Employees' Body Threatens Strike Over Delay In 8th CPC Implementation

The Confederation of Central Government Employees and Workers has put forth a charter of demands, suggesting modifications to the 8th CPC's ToR. It has also sought the scrapping of the National Pension Scheme

Confederation of Central Government Employees and Workers, Modi, Salary Hike, CPC, 8th CPC, Pension

The Confederation of Central Government Employees and Workers has threatened a one-day nationwide strike on 12th February 2026, citing delays in the implementation of the 8th Central Pay Commission (CPC). The confederation has put forth a charter of demands to the Narendra Modi government, suggesting modifications to the Terms of Reference (ToR) of the 8th CPC on the revision of emoluments of the employees and pensioners.  

The charter of demands submitted to the Union Cabinet Secretary has also sought the merger of the 50% DA/DR with the basic pay/pension and the grant of 20% of pay/pension as interim relief from 1 January 2026. Sources stated that these demands have been put forth, considering that the 8th CPC may have been implemented from 1 January 2026. Now, the Central government employees have to wait for several months before receiving a revised salary and arrears in their respective accounts.

NPS/OPS

The confederation has also sought the scrapping of the National Pension Scheme (NPS) and restoration of the Old Pension Scheme (OPS) for all employees. It has also suggested that "no distinctions amongst pensioners be made, based on factors like date of retirement".

"Release the three instalments (18 months) of DA/DAR frozen during the Covid-19 pandemic to the employees and pensioners, and restore the commuted part of pension after 11 years, instead of 15 years," the employees' body stated.

The body has also demanded the removal of the 5% ceiling on compassionate appointments and the granting of compassionate appointments in all cases to wards and dependents of deceased employees.

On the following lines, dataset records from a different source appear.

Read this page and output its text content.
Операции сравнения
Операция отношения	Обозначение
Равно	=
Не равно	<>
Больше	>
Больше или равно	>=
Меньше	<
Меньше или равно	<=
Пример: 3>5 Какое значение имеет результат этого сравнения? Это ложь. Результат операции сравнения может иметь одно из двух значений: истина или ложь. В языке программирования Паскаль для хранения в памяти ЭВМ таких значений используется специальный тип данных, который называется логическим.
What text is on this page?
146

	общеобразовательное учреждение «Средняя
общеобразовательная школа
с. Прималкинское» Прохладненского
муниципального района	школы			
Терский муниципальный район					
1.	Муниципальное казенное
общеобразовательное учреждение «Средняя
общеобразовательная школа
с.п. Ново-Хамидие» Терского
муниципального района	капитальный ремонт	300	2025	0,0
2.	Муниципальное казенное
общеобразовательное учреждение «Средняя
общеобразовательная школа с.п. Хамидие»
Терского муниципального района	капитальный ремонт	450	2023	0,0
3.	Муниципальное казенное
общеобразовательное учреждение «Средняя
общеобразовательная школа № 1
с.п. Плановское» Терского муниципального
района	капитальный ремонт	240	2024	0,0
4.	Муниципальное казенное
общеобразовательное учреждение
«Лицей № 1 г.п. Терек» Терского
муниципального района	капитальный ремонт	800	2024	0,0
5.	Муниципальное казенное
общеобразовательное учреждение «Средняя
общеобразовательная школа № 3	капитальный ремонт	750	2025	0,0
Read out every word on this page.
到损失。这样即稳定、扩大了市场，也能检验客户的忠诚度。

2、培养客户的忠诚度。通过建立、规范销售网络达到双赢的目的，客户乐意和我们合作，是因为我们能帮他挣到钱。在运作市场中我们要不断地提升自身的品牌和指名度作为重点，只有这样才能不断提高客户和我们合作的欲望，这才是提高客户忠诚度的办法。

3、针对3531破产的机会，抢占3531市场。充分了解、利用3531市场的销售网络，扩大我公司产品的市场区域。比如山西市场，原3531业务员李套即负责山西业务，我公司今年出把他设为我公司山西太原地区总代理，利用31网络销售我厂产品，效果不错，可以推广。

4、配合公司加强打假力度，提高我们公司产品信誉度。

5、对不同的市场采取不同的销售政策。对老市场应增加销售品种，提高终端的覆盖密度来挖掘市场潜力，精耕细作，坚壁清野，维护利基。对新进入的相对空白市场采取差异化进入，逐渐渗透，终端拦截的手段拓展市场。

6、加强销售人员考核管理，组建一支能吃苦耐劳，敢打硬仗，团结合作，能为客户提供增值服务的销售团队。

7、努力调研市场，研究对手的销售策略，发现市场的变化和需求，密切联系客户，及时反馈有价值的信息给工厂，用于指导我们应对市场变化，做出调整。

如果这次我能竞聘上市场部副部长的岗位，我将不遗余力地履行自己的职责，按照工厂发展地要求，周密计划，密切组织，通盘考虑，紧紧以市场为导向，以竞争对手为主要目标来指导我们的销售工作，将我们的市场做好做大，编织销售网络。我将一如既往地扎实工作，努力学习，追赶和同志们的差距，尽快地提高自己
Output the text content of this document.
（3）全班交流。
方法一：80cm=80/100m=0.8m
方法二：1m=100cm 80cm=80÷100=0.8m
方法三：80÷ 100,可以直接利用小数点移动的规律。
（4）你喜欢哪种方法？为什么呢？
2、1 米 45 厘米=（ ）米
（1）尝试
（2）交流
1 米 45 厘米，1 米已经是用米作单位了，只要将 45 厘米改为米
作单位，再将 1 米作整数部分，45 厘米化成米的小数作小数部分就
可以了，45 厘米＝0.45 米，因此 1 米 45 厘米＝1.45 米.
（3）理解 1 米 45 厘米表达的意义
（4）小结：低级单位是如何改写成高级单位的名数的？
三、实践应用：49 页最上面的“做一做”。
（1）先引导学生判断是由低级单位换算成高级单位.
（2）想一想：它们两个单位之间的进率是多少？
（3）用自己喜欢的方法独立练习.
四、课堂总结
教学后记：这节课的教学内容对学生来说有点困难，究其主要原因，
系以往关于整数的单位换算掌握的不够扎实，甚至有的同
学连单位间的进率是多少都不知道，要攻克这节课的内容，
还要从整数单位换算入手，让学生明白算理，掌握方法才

Speaking to The Secretariat, S.B. Yadav, Secretary-General, the Confederation of Central Government Employees and Workers, said that the government had so far not accepted the demands of the employees' body.

We will go ahead with the strike to ensure that our genuine demands are met. The government needs to provide immediate interim relief to employees, as the recommendations of the 8th CPC are expected to be delayed

S.B. Yadav, Secretary-General, Confederation of Central Government Employees and Workers

There are an estimated 7.5 million Central government employees in the country, and this includes defence personnel. About 69 lakh pensioners in the country have also been waiting for the 8th CPC’s recommendations.

Sources pointed out that although the government has approved the ToR for the 8th CPC, its recommendations are yet to be submitted. "The Pay Commission would only be considered operational after the 8th CPC submits its recommendations to the Central government. The next step would be the Centre accepting these recommendations, and an official notification would be published in the Gazette," sources pointed out.

When To Expect A Salary Hike

The 8th CPC is still trying to formulate recommendations on the revision of salaries. The revised salaries would be disbursed to the Central government employees after the Union Cabinet approves the recommendations of the commission.

Sources stated that the government employees and pensioners will have to wait for several months to receive a raise in their salaries. According to earlier precedents, once the report is submitted, the government usually takes another three to six months to assess the recommendations of the commission.

Then the recommendations are approved by the Union Cabinet, after which a Gazette notification is issued. It is understood that it could be anytime in 2027 or early 2028 that the government is able to implement the recommendations of the 8th CPC.

When Will Arrears Be Cleared?

The Central government employees were expecting new salaries and pensions from January 2026.  According to the rules, Central government employees and pensioners will receive their arrears in accordance with the implementation of the 8th CPC.

For example, if the 8th CPC is implemented in June 2027, employees and pensioners will receive their arrears from January 2026 to May 2027, or until the time their salary hike takes effect.

The pay commission is typically constituted once every 10 years to review and recommend changes in the salary structure, allowances, and pensions of government employees. The 7th CPC was constituted in 2014, and its recommendations were implemented from 1 January 2016

How Much Will The Government Pay?

Sources stated that the combined cost of increased salaries and pensions under the 8th CPC could cross ₹4 lakh crore. With arrears for nearly five quarters, similar to previous pay cycles, the overall financial burden may approach ₹9 lakh crore, making it one of the costliest pay revisions to date

The Central government will need to balance this additional expenditure with its fiscal stability goals, sources added.

The Narendra Modi-led government announced the 8th CPC on 16 January 2025. The Union Cabinet on October 28 approved the ToR for the Commission, which will review salaries, allowances and pension benefits for Central government employees and pensioners. The tenure of the 7th Pay Commission ended on 31 December last year.